Upsilon^{2} Hydrae

Observation data Epoch J2000.0 Equinox J2000.0 (ICRS)
- Constellation: Hydra
- Right ascension: 10^{h} 05^{m} 07.46888^{s}
- Declination: −13° 03′ 52.6561″
- Apparent magnitude (V): 4.59

Characteristics
- Evolutionary stage: main sequence
- Spectral type: B9 III-IV
- U−B color index: −0.27
- B−V color index: −0.08

Astrometry
- Radial velocity (R_{v}): +24.3±2.6 km/s
- Proper motion (μ): RA: −39.39 mas/yr Dec.: +19.65 mas/yr
- Parallax (π): 10.40±0.23 mas
- Distance: 314 ± 7 ly (96 ± 2 pc)
- Absolute magnitude (M_{V}): −0.31

Details
- Mass: 2.92 M_{☉}
- Radius: 3.52 R_{☉}
- Luminosity: 172 L_{☉}
- Surface gravity (log g): 3.81 cgs
- Temperature: 11,143 K
- Rotational velocity (v sin i): 58 km/s
- Age: 97 Myr
- Other designations: υ^{2} Hya, 40 Hydrae, BD−12°3073, FK5 1261, HD 87504, HIP 49402, HR 3970, SAO 155713

Database references
- SIMBAD: data

= Upsilon2 Hydrae =

Star in the constellation Hydra

Upsilon^{2} Hydrae, Latinised from υ^{2} Hydrae, is a solitary star in the equatorial constellation of Hydra. Visible to the naked eye, it is photometrically stable with an apparent visual magnitude of 4.59. Based upon an annual parallax shift of 10.40 mas as seen from Earth, it is located about 314 light-years from the Sun.

This is a B-type star with a stellar classification of B9 III-IV, showing partial traits of a subgiant and giant star in its spectrum.

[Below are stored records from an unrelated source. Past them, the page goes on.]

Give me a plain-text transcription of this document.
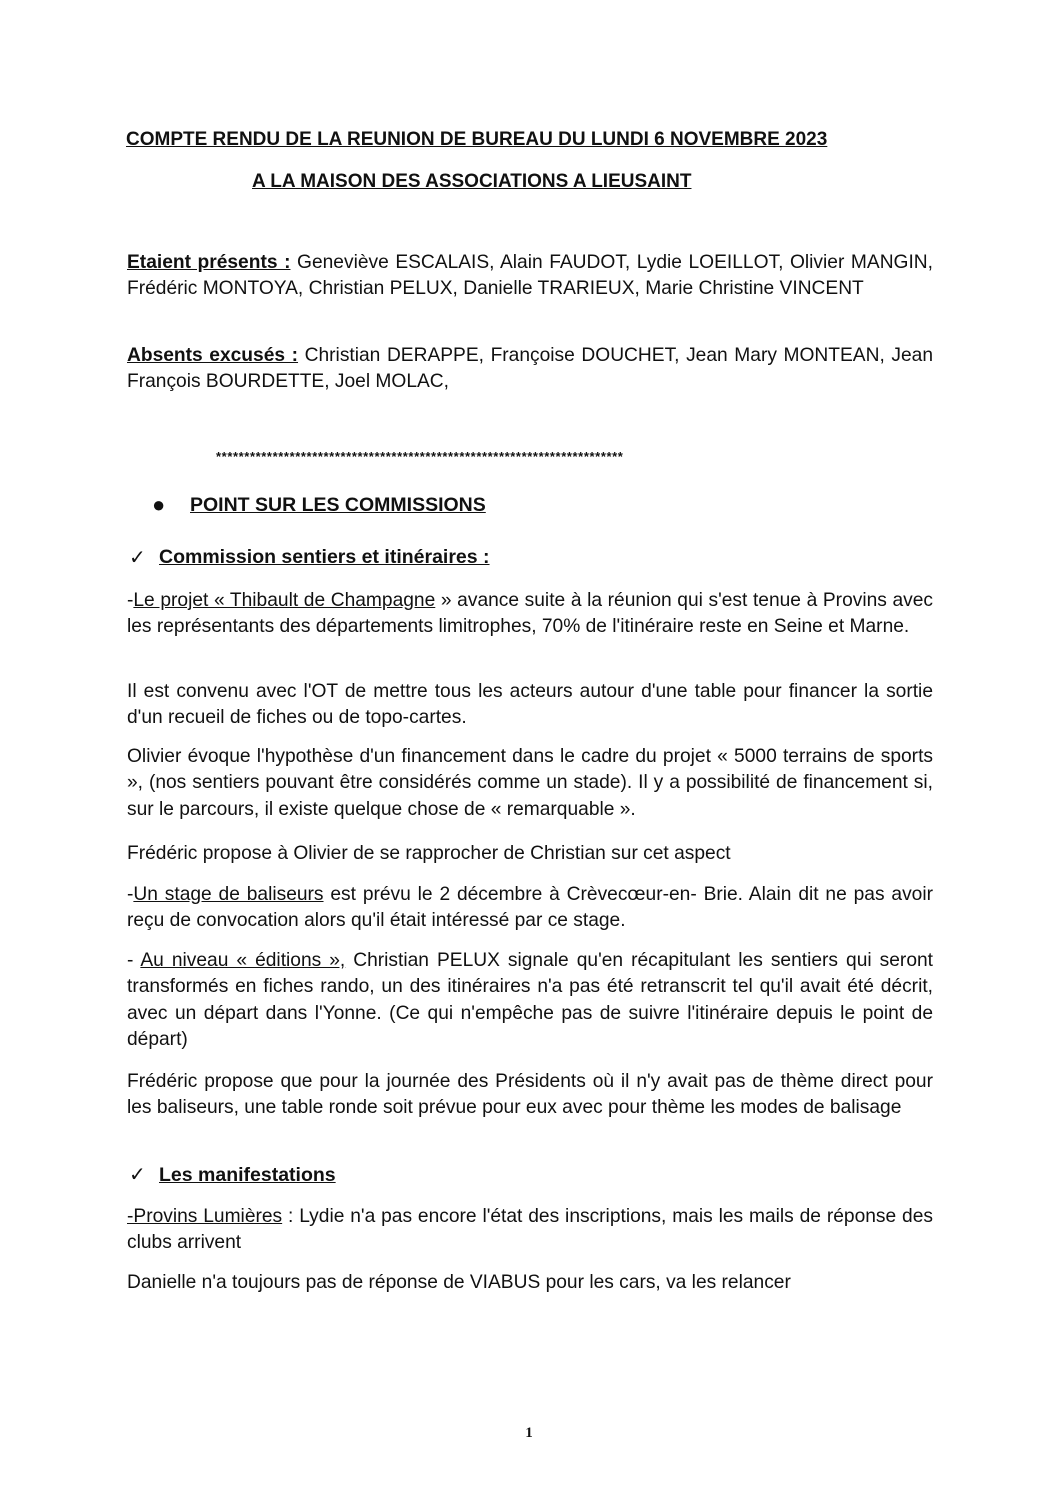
COMPTE RENDU DE LA REUNION DE BUREAU DU LUNDI 6 NOVEMBRE 2023
A LA MAISON DES ASSOCIATIONS A LIEUSAINT
Etaient présents : Geneviève ESCALAIS, Alain FAUDOT, Lydie LOEILLOT, Olivier MANGIN, Frédéric MONTOYA, Christian PELUX, Danielle TRARIEUX, Marie Christine VINCENT
Absents excusés : Christian DERAPPE, Françoise DOUCHET, Jean Mary MONTEAN, Jean François BOURDETTE, Joel MOLAC,
************************************************************************
● POINT SUR LES COMMISSIONS
✓ Commission sentiers et itinéraires :
-Le projet « Thibault de Champagne » avance suite à la réunion qui s'est tenue à Provins avec les représentants des départements limitrophes, 70% de l'itinéraire reste en Seine et Marne.
Il est convenu avec l'OT de mettre tous les acteurs autour d'une table pour financer la sortie d'un recueil de fiches ou de topo-cartes.
Olivier évoque l'hypothèse d'un financement dans le cadre du projet « 5000 terrains de sports », (nos sentiers pouvant être considérés comme un stade). Il y a possibilité de financement si, sur le parcours, il existe quelque chose de « remarquable ».
Frédéric propose à Olivier de se rapprocher de Christian sur cet aspect
-Un stage de baliseurs est prévu le 2 décembre à Crèvecœur-en- Brie. Alain dit ne pas avoir reçu de convocation alors qu'il était intéressé par ce stage.
- Au niveau « éditions », Christian PELUX signale qu'en récapitulant les sentiers qui seront transformés en fiches rando, un des itinéraires n'a pas été retranscrit tel qu'il avait été décrit, avec un départ dans l'Yonne. (Ce qui n'empêche pas de suivre l'itinéraire depuis le point de départ)
Frédéric propose que pour la journée des Présidents où il n'y avait pas de thème direct pour les baliseurs, une table ronde soit prévue pour eux avec pour thème les modes de balisage
✓ Les manifestations
-Provins Lumières : Lydie n'a pas encore l'état des inscriptions, mais les mails de réponse des clubs arrivent
Danielle n'a toujours pas de réponse de VIABUS pour les cars, va les relancer
1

However, Zorec and Royer (2012) estimate the star still only 79% of the way through its life span on the main sequence. With an age of around 97 million years, it is spinning with a projected rotational velocity of 58 km/s. The star has an estimated 2.9 times the mass of the Sun and around 3.5 times the Sun's radius. It is radiating 172 times the solar luminosity from its photosphere at an effective temperature of about 11143 K.